Files
Final-Year-Project/Backend/docs/streaming-on-web-server-plan.md

4.2 KiB

Single-Server Streaming Implementation Plan (Prototype)

Scope

Build live camera streaming and simultaneous recording on the current web server for low-to-moderate load testing, with explicit non-scale assumptions.

Constraints

  • Keep existing backend as the control API (/streams/*, device auth, command lifecycle).
  • Add media transport and recording in the same deployment for now.
  • Prefer solutions that can later be split into a dedicated media service.
  1. SFU: mediasoup (Node.js SFU library).
  2. TURN/STUN: coturn (external process/service, mandatory for NAT traversal reliability).
  3. Recording worker: ffmpeg process consuming RTP from SFU plain transports.
  4. Signaling: keep existing Socket.IO channel (webrtc:signal) or migrate to REST+WS messages while preserving auth.
  5. Storage: keep MinIO upload path and reuse current recordings finalize flow.

Why this stack

  • mediasoup gives server-side fan-out (camera publishes once, multiple subscribers).
  • ffmpeg can write MP4/HLS outputs from server-side RTP.
  • coturn is required for real-world networks where direct ICE paths fail.
  • This minimizes changes to existing route structure and DB entities.

Candidate Library Check

  • mediasoup: mature SFU for Node, suitable for self-hosted media routing.
  • @roamhq/wrtc / node-webrtc style bindings: useful for peer/bot use-cases, but not a full SFU architecture by itself.
  • werift: pure TypeScript WebRTC stack; possible for custom flows, but higher implementation risk than mediasoup for production-like behavior.
  • Managed alternatives (LiveKit/Twilio/Agora/100ms/Mux/Cloudflare): faster and more reliable, but outside strict single-server-in-process scope.

Implementation Phases

Phase 0: Environment + Guardrails

  1. Add env vars:
    • TURN_URLS, TURN_USERNAME, TURN_CREDENTIAL
    • MEDIA_RECORDINGS_DIR
    • MEDIA_MAX_PUBLISHERS, MEDIA_MAX_SUBSCRIBERS_PER_ROOM
  2. Add explicit README warning that this mode is prototype-only.
  3. Add metrics baseline (CPU, RAM, event loop lag, outbound bitrate, active sessions).

Phase 1: Media Plane Skeleton

  1. Add media/sfu/ module:
    • worker bootstrap
    • router lifecycle per stream session
    • transport creation helpers
  2. Extend media/types.ts provider contracts:
    • publish transport params
    • subscribe transport params
    • producer/consumer lifecycle ops
  3. Add stream session registry in memory + DB mapping (streamSessionId -> router/producer state).
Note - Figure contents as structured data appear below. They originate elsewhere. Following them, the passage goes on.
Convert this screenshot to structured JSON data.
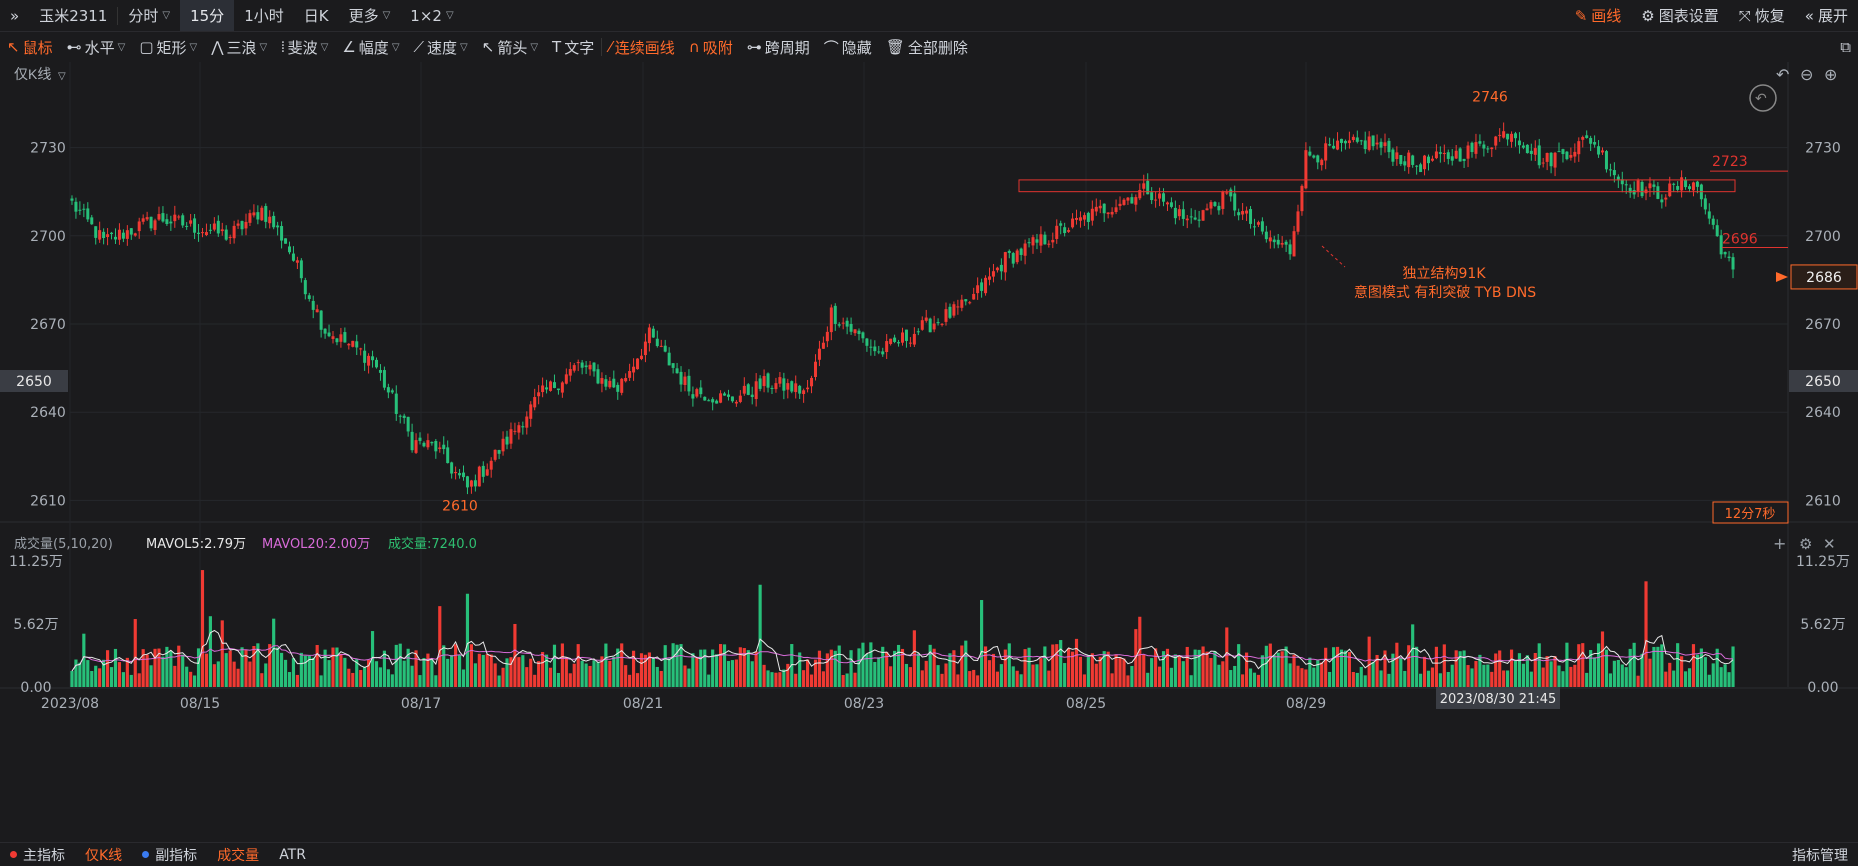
{
  "topbar": {
    "expand_glyph": "»",
    "symbol": "玉米2311",
    "tabs": [
      "分时",
      "15分",
      "1小时",
      "日K",
      "更多",
      "1×2"
    ],
    "active_tab": "15分",
    "draw": "画线",
    "settings": "图表设置",
    "restore": "恢复",
    "expand": "展开"
  },
  "toolbar": {
    "tools": [
      {
        "label": "鼠标",
        "icon": "cursor-icon",
        "active": true
      },
      {
        "label": "水平",
        "icon": "horizontal-line-icon"
      },
      {
        "label": "矩形",
        "icon": "rectangle-icon"
      },
      {
        "label": "三浪",
        "icon": "wave-icon"
      },
      {
        "label": "斐波",
        "icon": "fibonacci-icon"
      },
      {
        "label": "幅度",
        "icon": "range-icon"
      },
      {
        "label": "速度",
        "icon": "speed-icon"
      },
      {
        "label": "箭头",
        "icon": "arrow-icon"
      },
      {
        "label": "文字",
        "icon": "text-icon"
      }
    ],
    "continuous": "连续画线",
    "magnet": "吸附",
    "cross_period": "跨周期",
    "hide": "隐藏",
    "delete_all": "全部删除"
  },
  "chart_meta": {
    "kline_mode": "仅K线",
    "annotation_line1": "独立结构91K",
    "annotation_line2": "意图模式  有利突破  TYB DNS",
    "countdown": "12分7秒",
    "cursor_price": "2650",
    "cursor_time": "2023/08/30 21:45",
    "last_price": "2686",
    "volume_header": {
      "name": "成交量(5,10,20)",
      "mavol5": "MAVOL5:2.79万",
      "mavol20": "MAVOL20:2.00万",
      "vol": "成交量:7240.0"
    },
    "colors": {
      "up": "#f03a33",
      "down": "#27c07a",
      "accent": "#ff6a2b",
      "mavol5": "#e8e8e8",
      "mavol20": "#d86bd8",
      "vol_label": "#2fbf71"
    }
  },
  "chart_data": {
    "type": "candlestick",
    "price_axis": {
      "ticks": [
        2730,
        2700,
        2670,
        2640,
        2610
      ],
      "range": [
        2603,
        2754
      ]
    },
    "date_ticks": [
      "2023/08",
      "08/15",
      "08/17",
      "08/21",
      "08/23",
      "08/25",
      "08/29"
    ],
    "high_label": "2746",
    "low_label": "2610",
    "level_labels": [
      "2723",
      "2696"
    ],
    "volume_axis": {
      "ticks": [
        "11.25万",
        "5.62万",
        "0.00"
      ],
      "max": 11.25
    },
    "keypoints": [
      {
        "i": 0,
        "p": 2711
      },
      {
        "i": 8,
        "p": 2698
      },
      {
        "i": 22,
        "p": 2706
      },
      {
        "i": 40,
        "p": 2700
      },
      {
        "i": 48,
        "p": 2709
      },
      {
        "i": 54,
        "p": 2698
      },
      {
        "i": 64,
        "p": 2668
      },
      {
        "i": 76,
        "p": 2658
      },
      {
        "i": 86,
        "p": 2630
      },
      {
        "i": 92,
        "p": 2628
      },
      {
        "i": 100,
        "p": 2614
      },
      {
        "i": 108,
        "p": 2627
      },
      {
        "i": 118,
        "p": 2645
      },
      {
        "i": 128,
        "p": 2656
      },
      {
        "i": 138,
        "p": 2648
      },
      {
        "i": 146,
        "p": 2666
      },
      {
        "i": 156,
        "p": 2648
      },
      {
        "i": 166,
        "p": 2644
      },
      {
        "i": 176,
        "p": 2650
      },
      {
        "i": 186,
        "p": 2647
      },
      {
        "i": 192,
        "p": 2674
      },
      {
        "i": 204,
        "p": 2660
      },
      {
        "i": 214,
        "p": 2668
      },
      {
        "i": 226,
        "p": 2676
      },
      {
        "i": 236,
        "p": 2692
      },
      {
        "i": 252,
        "p": 2703
      },
      {
        "i": 262,
        "p": 2710
      },
      {
        "i": 272,
        "p": 2716
      },
      {
        "i": 282,
        "p": 2705
      },
      {
        "i": 292,
        "p": 2713
      },
      {
        "i": 302,
        "p": 2699
      },
      {
        "i": 308,
        "p": 2695
      },
      {
        "i": 312,
        "p": 2727
      },
      {
        "i": 328,
        "p": 2732
      },
      {
        "i": 340,
        "p": 2724
      },
      {
        "i": 354,
        "p": 2729
      },
      {
        "i": 364,
        "p": 2736
      },
      {
        "i": 372,
        "p": 2725
      },
      {
        "i": 384,
        "p": 2733
      },
      {
        "i": 392,
        "p": 2718
      },
      {
        "i": 402,
        "p": 2714
      },
      {
        "i": 410,
        "p": 2719
      },
      {
        "i": 414,
        "p": 2706
      },
      {
        "i": 420,
        "p": 2687
      }
    ],
    "n_bars": 421
  },
  "bottombar": {
    "items": [
      "主指标",
      "仅K线",
      "副指标",
      "成交量",
      "ATR"
    ],
    "manage": "指标管理"
  }
}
Phase 2: Publish/Subscribe Handshake

  1. Camera flow:
    • request publish transport params
    • connect DTLS
    • produce video track
  2. Client flow:
    • request subscribe transport params
    • connect DTLS
    • consume producer track
  3. Use existing device auth checks and stream ownership checks.
  4. Keep stream:started/stream:ended events for UI state updates.
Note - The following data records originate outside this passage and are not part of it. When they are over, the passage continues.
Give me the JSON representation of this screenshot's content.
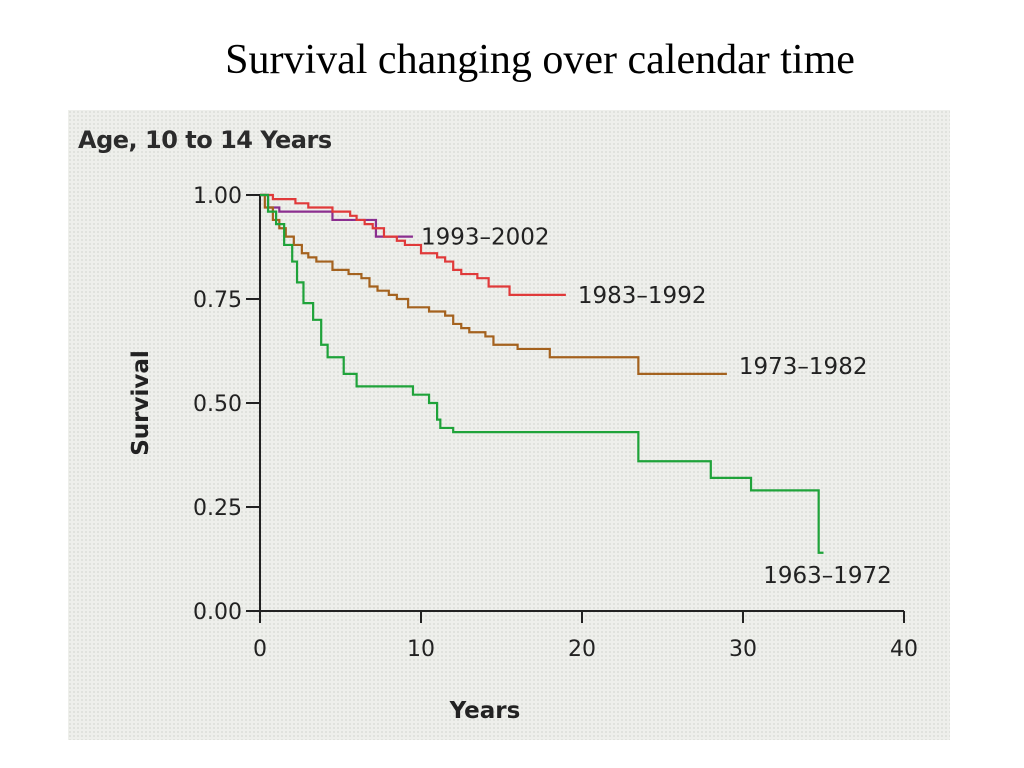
{
  "slide": {
    "title": "Survival changing over calendar time"
  },
  "chart_data": {
    "type": "line",
    "step": true,
    "title": "Age, 10 to 14 Years",
    "xlabel": "Years",
    "ylabel": "Survival",
    "xlim": [
      0,
      40
    ],
    "ylim": [
      0,
      1
    ],
    "xticks": [
      0,
      10,
      20,
      30,
      40
    ],
    "yticks": [
      0.0,
      0.25,
      0.5,
      0.75,
      1.0
    ],
    "xtick_labels": [
      "0",
      "10",
      "20",
      "30",
      "40"
    ],
    "ytick_labels": [
      "0.00",
      "0.25",
      "0.50",
      "0.75",
      "1.00"
    ],
    "grid": false,
    "legend": "inline labels at line ends",
    "series": [
      {
        "name": "1993–2002",
        "color": "#8b2f8f",
        "x": [
          0,
          0.5,
          1.2,
          4.5,
          7.2,
          9.5
        ],
        "y": [
          1.0,
          0.97,
          0.96,
          0.94,
          0.9,
          0.9
        ]
      },
      {
        "name": "1983–1992",
        "color": "#e03a3a",
        "x": [
          0,
          0.8,
          2.2,
          3.0,
          4.5,
          5.6,
          6.0,
          6.5,
          7.0,
          7.7,
          8.5,
          9.0,
          10.0,
          11.0,
          11.5,
          12.0,
          12.5,
          13.5,
          14.2,
          15.5,
          19.0
        ],
        "y": [
          1.0,
          0.99,
          0.98,
          0.97,
          0.96,
          0.95,
          0.94,
          0.93,
          0.92,
          0.9,
          0.89,
          0.88,
          0.86,
          0.85,
          0.84,
          0.82,
          0.81,
          0.8,
          0.78,
          0.76,
          0.76
        ]
      },
      {
        "name": "1973–1982",
        "color": "#a4621e",
        "x": [
          0,
          0.3,
          0.8,
          1.2,
          1.6,
          2.1,
          2.6,
          3.0,
          3.5,
          4.5,
          5.5,
          6.3,
          6.8,
          7.3,
          8.0,
          8.5,
          9.2,
          10.5,
          11.5,
          12.0,
          12.5,
          13.0,
          14.0,
          14.5,
          15.0,
          16.0,
          18.0,
          23.5,
          29.0
        ],
        "y": [
          1.0,
          0.97,
          0.94,
          0.92,
          0.9,
          0.88,
          0.86,
          0.85,
          0.84,
          0.82,
          0.81,
          0.8,
          0.78,
          0.77,
          0.76,
          0.75,
          0.73,
          0.72,
          0.71,
          0.69,
          0.68,
          0.67,
          0.66,
          0.64,
          0.64,
          0.63,
          0.61,
          0.57,
          0.57
        ]
      },
      {
        "name": "1963–1972",
        "color": "#1fa33a",
        "x": [
          0,
          0.5,
          1.0,
          1.5,
          2.0,
          2.3,
          2.7,
          3.3,
          3.8,
          4.2,
          5.2,
          6.0,
          9.5,
          10.5,
          11.0,
          11.2,
          12.0,
          23.0,
          23.5,
          28.0,
          30.5,
          34.7,
          35.0
        ],
        "y": [
          1.0,
          0.96,
          0.93,
          0.88,
          0.84,
          0.79,
          0.74,
          0.7,
          0.64,
          0.61,
          0.57,
          0.54,
          0.52,
          0.5,
          0.46,
          0.44,
          0.43,
          0.43,
          0.36,
          0.32,
          0.29,
          0.14,
          0.14
        ]
      }
    ]
  }
}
Phase 3: Recording on Server

  1. On first producer for a stream, start ffmpeg recording worker.
  2. Record strategy:
    • start with single-track MP4 for simplicity
    • optionally add HLS segment output later
  3. On /streams/:id/end:
    • stop recorder
    • upload result to MinIO
    • call existing recording finalize path
  4. Add retry and orphan cleanup worker for interrupted recordings.

Phase 4: Reliability + Backpressure

  1. Remove JPEG stream:frame fallback from simulator once SFU path is stable.
  2. Add connection timeout, ICE restart, and stream health checks.
  3. Add admission limits per account and global concurrent stream caps.
  4. Add stale session cleanup and worker crash recovery.

Phase 5: Load Test + Exit Criteria

  1. Target load test:
    • 1 publisher + N viewers per stream
    • multiple concurrent streams
  2. Capture:
    • startup latency (request -> first frame)
    • packet loss behavior
    • server CPU/RAM/network saturation points
  3. Define threshold to migrate to dedicated media service when limits are hit.

Immediate Code Changes (Low-Risk First)

  1. Add docs and env scaffolding for TURN and recording worker.
  2. Add media/sfu interfaces with no routing behavior yet (feature-flagged).
  3. Implement one end-to-end stream path behind a flag (MEDIA_MODE=single_server_sfu).
  4. Deprecate frame relay fallback after validation.